LukeLike ha scritto:


> Si avvicina il ritorno in porta di Mike Maignan che sta bruciando le tappe. Come riporta Gianluca di Marzio, il francese si è allenato per la prima volta in porta dall'infortunio e si può considerare clinicamente guarito.
> 
> *Sky: Maignan presto in gruppo. Andrà inizialmente in panchina per poi tornare titolare.*


.


----------



## admin (21 Novembre 2021)

LukeLike ha scritto:


> Si avvicina il ritorno in porta di Mike Maignan che sta bruciando le tappe. Come riporta Gianluca di Marzio, il francese si è allenato per la prima volta in porta dall'infortunio e si può considerare clinicamente guarito.
> 
> *Sky: Maignan presto in gruppo. Andrà inizialmente in panchina per poi tornare titolare.*


.


----------



## WeedoMilan (21 Novembre 2021)

admin ha scritto:


> *Sky: Maignan presto in gruppo. Andrà inizialmente in panchina per poi tornare titolare.*


Quanto passa generalmente tra l’allenarsi in porta e l’allenarsi in gruppo?


----------



## Simo98 (21 Novembre 2021)

A questo punto speriamo che possa tornare per il 19 dicembre contro il Napoli?
Nelle prossime partite di campionato affrontiamo squadre abbordabili, contro cui in genere non subiamo tanto e possiamo farcela anche con Tata


----------



## admin (21 Novembre 2021)

WeedoMilan ha scritto:


> Quanto passa generalmente tra l’allenarsi in porta e l’allenarsi in gruppo?

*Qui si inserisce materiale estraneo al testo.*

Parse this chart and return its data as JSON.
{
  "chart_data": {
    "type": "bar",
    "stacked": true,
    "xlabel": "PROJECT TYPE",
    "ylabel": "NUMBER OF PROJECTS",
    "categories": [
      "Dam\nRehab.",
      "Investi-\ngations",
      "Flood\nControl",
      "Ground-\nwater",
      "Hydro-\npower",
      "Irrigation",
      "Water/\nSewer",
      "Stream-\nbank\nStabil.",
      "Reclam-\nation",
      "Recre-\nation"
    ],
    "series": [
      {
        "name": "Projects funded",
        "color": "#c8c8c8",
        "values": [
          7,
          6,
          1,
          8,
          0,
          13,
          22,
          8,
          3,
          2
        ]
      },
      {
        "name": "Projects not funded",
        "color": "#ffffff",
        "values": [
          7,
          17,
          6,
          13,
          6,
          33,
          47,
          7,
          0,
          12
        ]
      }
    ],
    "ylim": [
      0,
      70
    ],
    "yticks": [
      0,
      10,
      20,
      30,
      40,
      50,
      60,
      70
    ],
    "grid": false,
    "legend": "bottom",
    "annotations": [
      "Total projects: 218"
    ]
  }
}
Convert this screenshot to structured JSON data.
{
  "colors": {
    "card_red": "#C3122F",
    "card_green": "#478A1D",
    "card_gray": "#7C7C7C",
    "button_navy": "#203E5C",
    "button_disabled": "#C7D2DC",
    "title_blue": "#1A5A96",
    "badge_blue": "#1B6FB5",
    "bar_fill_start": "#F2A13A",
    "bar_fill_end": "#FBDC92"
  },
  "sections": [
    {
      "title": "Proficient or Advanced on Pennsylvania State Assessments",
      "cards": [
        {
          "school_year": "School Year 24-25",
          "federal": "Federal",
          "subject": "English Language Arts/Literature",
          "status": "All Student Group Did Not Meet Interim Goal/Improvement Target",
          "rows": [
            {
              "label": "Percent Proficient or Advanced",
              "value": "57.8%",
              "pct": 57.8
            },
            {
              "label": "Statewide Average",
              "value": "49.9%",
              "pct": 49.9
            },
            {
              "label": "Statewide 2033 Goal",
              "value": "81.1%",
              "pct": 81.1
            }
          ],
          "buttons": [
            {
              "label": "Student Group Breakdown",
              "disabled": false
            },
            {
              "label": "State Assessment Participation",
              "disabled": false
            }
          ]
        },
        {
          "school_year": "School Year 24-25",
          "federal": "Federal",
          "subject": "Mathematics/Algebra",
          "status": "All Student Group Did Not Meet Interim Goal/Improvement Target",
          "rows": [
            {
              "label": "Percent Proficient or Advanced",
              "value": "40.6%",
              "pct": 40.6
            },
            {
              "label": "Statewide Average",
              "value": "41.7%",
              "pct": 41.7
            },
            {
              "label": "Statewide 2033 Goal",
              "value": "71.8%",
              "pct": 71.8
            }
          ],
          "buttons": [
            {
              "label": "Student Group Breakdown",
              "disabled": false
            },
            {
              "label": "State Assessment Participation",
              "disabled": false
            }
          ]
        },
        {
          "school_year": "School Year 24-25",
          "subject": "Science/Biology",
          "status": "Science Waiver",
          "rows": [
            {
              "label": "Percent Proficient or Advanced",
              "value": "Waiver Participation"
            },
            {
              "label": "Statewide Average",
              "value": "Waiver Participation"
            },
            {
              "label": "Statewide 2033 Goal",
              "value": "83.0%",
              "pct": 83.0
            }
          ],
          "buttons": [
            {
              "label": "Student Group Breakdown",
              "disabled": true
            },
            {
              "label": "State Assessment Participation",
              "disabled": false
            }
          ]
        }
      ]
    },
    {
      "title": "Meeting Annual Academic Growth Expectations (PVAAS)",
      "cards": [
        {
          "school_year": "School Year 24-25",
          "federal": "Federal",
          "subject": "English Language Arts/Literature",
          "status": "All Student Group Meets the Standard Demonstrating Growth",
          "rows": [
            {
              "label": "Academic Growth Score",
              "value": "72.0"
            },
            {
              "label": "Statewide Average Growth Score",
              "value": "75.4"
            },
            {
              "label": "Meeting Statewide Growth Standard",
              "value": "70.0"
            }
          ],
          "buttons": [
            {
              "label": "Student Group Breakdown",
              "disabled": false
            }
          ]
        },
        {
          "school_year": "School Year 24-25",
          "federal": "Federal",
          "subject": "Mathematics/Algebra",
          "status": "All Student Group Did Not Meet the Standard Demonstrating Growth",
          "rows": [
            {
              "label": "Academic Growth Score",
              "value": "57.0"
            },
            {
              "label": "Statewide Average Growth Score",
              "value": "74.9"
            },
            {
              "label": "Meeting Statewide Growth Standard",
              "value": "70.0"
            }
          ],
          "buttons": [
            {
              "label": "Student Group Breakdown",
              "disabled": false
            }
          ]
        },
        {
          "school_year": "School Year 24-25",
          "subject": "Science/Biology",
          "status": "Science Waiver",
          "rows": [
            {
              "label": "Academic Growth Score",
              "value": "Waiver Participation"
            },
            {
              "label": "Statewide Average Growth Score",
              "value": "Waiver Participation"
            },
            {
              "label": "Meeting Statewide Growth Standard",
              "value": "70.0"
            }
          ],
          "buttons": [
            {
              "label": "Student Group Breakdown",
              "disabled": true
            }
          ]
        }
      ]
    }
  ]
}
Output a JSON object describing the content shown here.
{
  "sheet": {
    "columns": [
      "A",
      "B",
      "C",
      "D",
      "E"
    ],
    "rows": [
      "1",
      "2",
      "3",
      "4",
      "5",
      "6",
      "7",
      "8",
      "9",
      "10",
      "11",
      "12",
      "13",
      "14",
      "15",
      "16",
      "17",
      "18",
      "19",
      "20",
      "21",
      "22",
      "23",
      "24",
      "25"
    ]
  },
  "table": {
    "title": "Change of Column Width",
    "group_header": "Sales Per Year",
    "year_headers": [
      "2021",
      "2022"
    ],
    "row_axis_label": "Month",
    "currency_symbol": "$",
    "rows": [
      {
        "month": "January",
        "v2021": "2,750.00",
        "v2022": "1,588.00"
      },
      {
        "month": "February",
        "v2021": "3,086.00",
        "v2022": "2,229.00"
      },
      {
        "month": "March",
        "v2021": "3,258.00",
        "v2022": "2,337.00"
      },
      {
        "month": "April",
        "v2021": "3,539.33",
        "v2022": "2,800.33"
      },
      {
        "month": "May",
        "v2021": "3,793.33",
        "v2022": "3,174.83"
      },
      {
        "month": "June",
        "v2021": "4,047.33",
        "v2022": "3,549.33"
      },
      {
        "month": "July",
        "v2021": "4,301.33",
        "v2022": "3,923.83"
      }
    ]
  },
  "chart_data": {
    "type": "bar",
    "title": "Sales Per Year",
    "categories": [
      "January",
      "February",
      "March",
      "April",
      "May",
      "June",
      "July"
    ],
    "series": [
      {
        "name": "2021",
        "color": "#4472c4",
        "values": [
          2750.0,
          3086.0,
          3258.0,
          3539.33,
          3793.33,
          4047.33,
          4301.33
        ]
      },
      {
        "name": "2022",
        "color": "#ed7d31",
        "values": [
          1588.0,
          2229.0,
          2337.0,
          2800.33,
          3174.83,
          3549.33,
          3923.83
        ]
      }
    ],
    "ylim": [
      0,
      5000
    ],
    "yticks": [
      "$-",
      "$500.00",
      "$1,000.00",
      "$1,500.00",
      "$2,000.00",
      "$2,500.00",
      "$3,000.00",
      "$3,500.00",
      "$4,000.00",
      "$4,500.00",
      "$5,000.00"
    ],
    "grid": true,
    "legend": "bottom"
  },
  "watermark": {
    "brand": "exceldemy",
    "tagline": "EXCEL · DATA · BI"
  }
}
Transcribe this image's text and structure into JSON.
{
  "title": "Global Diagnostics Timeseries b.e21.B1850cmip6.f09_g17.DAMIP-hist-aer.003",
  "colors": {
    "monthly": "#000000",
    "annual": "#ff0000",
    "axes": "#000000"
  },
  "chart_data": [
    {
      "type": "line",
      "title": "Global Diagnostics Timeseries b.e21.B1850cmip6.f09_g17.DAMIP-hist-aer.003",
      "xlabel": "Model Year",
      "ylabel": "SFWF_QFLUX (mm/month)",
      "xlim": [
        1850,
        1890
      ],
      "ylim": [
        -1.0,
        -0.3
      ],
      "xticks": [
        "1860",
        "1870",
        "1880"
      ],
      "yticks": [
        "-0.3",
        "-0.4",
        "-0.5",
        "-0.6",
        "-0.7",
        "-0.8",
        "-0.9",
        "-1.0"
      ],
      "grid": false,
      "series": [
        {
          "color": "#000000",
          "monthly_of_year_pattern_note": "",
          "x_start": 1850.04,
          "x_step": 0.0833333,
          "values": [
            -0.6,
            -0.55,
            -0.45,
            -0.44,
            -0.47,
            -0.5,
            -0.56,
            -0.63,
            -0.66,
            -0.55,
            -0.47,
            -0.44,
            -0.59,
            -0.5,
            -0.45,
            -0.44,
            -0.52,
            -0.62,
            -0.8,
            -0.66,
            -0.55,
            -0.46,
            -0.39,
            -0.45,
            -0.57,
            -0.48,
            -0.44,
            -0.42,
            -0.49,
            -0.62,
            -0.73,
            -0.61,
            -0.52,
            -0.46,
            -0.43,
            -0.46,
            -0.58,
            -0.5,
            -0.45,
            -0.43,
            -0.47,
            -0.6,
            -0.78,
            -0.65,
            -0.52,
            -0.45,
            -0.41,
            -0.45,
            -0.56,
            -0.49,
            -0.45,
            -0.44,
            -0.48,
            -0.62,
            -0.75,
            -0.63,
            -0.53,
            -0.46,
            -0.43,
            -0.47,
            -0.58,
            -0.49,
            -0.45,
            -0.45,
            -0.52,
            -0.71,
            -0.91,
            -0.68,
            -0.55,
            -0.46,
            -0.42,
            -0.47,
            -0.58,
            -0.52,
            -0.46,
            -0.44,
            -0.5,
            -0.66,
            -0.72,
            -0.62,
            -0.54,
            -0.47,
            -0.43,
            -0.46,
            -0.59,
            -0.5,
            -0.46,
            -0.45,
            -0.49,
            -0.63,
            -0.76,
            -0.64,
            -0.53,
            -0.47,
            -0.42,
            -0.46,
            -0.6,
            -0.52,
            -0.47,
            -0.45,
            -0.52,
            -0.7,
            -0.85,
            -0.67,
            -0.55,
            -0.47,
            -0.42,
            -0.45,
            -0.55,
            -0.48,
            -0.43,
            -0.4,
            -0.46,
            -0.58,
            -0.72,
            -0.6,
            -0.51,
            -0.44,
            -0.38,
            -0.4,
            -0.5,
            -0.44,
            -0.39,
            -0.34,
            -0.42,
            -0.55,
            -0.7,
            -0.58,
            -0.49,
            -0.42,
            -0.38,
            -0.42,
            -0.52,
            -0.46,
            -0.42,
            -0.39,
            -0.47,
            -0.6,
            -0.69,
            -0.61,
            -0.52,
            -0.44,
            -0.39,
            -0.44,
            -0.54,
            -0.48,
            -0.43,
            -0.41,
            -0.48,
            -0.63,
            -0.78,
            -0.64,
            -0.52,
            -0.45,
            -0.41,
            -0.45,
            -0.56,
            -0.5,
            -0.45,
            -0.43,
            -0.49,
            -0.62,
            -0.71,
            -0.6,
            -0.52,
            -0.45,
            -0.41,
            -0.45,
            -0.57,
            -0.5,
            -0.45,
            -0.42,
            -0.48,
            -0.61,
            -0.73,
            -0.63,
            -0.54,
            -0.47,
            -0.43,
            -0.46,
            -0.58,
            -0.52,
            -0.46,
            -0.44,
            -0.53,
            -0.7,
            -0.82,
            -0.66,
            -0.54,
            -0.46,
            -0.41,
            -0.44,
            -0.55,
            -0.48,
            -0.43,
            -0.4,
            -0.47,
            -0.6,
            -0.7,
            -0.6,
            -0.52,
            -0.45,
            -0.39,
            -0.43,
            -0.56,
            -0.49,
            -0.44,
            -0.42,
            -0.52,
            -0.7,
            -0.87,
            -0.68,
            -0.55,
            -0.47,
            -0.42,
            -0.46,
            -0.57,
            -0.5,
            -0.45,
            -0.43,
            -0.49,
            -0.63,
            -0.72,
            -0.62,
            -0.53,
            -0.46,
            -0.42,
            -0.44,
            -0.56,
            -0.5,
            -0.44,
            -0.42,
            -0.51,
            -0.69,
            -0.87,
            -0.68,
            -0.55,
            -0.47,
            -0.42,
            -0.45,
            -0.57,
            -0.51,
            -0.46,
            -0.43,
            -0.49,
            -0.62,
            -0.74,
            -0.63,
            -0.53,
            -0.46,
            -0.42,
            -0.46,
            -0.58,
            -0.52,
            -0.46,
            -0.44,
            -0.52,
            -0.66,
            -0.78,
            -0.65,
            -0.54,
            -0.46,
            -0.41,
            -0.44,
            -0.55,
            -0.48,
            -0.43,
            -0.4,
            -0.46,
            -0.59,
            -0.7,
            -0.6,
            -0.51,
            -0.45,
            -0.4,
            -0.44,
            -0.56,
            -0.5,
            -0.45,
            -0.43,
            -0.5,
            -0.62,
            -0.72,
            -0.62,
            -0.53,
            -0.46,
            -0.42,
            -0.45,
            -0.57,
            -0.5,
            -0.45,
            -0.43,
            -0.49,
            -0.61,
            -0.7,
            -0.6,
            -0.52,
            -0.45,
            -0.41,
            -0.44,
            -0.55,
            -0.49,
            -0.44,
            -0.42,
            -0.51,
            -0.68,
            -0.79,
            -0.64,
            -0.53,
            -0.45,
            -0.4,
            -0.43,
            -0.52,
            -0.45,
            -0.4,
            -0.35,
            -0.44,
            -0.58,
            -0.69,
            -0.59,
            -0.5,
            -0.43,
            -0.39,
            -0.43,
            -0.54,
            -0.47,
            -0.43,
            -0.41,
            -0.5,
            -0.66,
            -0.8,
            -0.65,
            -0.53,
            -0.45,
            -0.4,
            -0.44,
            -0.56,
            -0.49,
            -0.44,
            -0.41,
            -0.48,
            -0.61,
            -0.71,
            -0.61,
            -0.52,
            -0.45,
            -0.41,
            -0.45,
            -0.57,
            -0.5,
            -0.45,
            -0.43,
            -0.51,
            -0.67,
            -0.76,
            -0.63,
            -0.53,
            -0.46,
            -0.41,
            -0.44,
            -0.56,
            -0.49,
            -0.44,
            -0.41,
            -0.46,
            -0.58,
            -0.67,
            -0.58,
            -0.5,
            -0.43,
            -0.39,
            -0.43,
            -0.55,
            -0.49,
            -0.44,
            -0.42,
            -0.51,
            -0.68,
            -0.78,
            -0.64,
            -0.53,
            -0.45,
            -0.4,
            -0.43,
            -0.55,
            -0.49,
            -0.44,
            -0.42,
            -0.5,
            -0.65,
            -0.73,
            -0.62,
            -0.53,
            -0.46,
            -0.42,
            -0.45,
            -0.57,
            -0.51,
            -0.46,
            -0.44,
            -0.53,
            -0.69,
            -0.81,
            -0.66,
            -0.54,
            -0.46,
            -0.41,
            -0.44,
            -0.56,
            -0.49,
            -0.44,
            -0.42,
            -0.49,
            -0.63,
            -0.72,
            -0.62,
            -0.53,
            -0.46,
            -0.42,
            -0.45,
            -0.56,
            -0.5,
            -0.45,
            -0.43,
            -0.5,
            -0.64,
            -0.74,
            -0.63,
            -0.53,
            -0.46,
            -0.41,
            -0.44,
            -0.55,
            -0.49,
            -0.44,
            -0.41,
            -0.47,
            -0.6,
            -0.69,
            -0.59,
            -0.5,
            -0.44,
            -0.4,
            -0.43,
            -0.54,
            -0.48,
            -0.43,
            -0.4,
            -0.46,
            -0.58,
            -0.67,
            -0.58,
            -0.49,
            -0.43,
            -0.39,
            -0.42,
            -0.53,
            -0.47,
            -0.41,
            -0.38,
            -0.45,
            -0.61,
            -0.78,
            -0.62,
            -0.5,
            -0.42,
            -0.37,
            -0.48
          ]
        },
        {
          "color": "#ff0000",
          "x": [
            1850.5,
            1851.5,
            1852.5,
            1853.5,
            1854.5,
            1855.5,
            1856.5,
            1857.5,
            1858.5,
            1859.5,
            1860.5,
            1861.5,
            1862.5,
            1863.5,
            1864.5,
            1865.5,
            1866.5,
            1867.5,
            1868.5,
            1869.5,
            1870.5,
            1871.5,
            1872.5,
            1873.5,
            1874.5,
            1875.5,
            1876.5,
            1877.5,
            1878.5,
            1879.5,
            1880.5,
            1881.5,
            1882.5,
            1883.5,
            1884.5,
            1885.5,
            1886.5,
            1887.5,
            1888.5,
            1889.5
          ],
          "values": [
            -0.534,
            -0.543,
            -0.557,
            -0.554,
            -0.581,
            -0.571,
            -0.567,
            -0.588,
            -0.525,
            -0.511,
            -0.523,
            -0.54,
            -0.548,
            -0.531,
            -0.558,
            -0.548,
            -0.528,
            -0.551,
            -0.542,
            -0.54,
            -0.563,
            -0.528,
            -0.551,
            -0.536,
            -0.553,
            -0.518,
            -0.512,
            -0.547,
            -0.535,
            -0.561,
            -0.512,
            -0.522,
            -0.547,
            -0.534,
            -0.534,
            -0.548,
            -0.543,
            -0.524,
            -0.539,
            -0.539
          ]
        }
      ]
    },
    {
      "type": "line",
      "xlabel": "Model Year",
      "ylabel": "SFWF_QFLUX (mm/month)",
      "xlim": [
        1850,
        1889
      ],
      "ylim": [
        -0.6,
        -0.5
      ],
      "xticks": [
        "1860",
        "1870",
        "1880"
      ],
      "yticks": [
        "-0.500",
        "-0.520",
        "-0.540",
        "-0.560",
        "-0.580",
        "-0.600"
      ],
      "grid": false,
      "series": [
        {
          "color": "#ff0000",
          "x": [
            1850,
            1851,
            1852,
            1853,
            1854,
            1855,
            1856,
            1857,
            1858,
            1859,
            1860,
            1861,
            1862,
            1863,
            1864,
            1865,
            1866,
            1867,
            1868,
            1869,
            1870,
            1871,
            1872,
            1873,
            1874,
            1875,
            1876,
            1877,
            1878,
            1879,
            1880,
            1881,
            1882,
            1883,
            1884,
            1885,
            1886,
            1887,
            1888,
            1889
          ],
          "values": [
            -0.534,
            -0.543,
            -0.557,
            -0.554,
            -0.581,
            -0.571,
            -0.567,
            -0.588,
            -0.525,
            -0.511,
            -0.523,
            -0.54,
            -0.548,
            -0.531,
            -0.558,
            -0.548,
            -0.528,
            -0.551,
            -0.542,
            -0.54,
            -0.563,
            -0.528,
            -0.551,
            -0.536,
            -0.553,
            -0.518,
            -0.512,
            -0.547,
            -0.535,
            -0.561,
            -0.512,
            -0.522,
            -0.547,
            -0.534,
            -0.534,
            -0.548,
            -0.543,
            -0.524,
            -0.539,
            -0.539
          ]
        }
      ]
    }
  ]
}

Dipende dalle condizioni ovviamente.


----------



## Andris (21 Novembre 2021)

dopo la papera di ieri lo staff accellera...


----------



## SoloMVB (21 Novembre 2021)

Ottimo,anche se non mi fido più di nessuno che abbia a che fare con lo staff medico.


----------



## bmb (21 Novembre 2021)

LukeLike ha scritto:


> Si avvicina il ritorno in porta di Mike Maignan che sta bruciando le tappe. Come riporta Gianluca di Marzio, il francese si è allenato per la prima volta in porta dall'infortunio e si può considerare clinicamente guarito.
> 
> *Sky: Maignan presto in gruppo. Andrà inizialmente in panchina per poi tornare titolare.*


Non è augurabile neanche al peggior nemico proseguire altre 8 partite con dracula.


----------



## WeedoMilan (21 Novembre 2021)

admin ha scritto:


> Dipende dalle condizioni ovviamente.


Perdonami non volevo fare una domanda stupida
Volevo capire se per condizioni si parlasse dello stato del polso o proprio dello stato di forma del ragazzo.
Non ho idea di come funzioni coi portieri, grazie.


----------



## Hellscream (21 Novembre 2021)

admin ha scritto:


> *Sky: Maignan presto in gruppo. Andrà inizialmente in panchina per poi tornare titolare.*


Speriamo perché lui e Tomori per il Milan indispensabili. Molto più di tutti gli altri, e non ci possiamo permettere di averli entrambi fuori.


----------



## diavoloINme (21 Novembre 2021)

LukeLike ha scritto:


> Si avvicina il ritorno in porta di Mike Maignan che sta bruciando le tappe. Come riporta Gianluca di Marzio, il francese si è allenato per la prima volta in porta dall'infortunio e si può considerare clinicamente guarito.
> 
> *Sky: Maignan presto in gruppo. Andrà inizialmente in panchina per poi tornare titolare.*


Quindi valuteremo anche lui di giorno in giorno? 
Ottimo.


----------



## diavoloINme (21 Novembre 2021)

WeedoMilan ha scritto:


> Perdonami non volevo fare una domanda stupida
> Volevo capire se per condizioni si parlasse dello stato del polso o proprio dello stato di forma del ragazzo.
> Non ho idea di come funzioni coi portieri, grazie.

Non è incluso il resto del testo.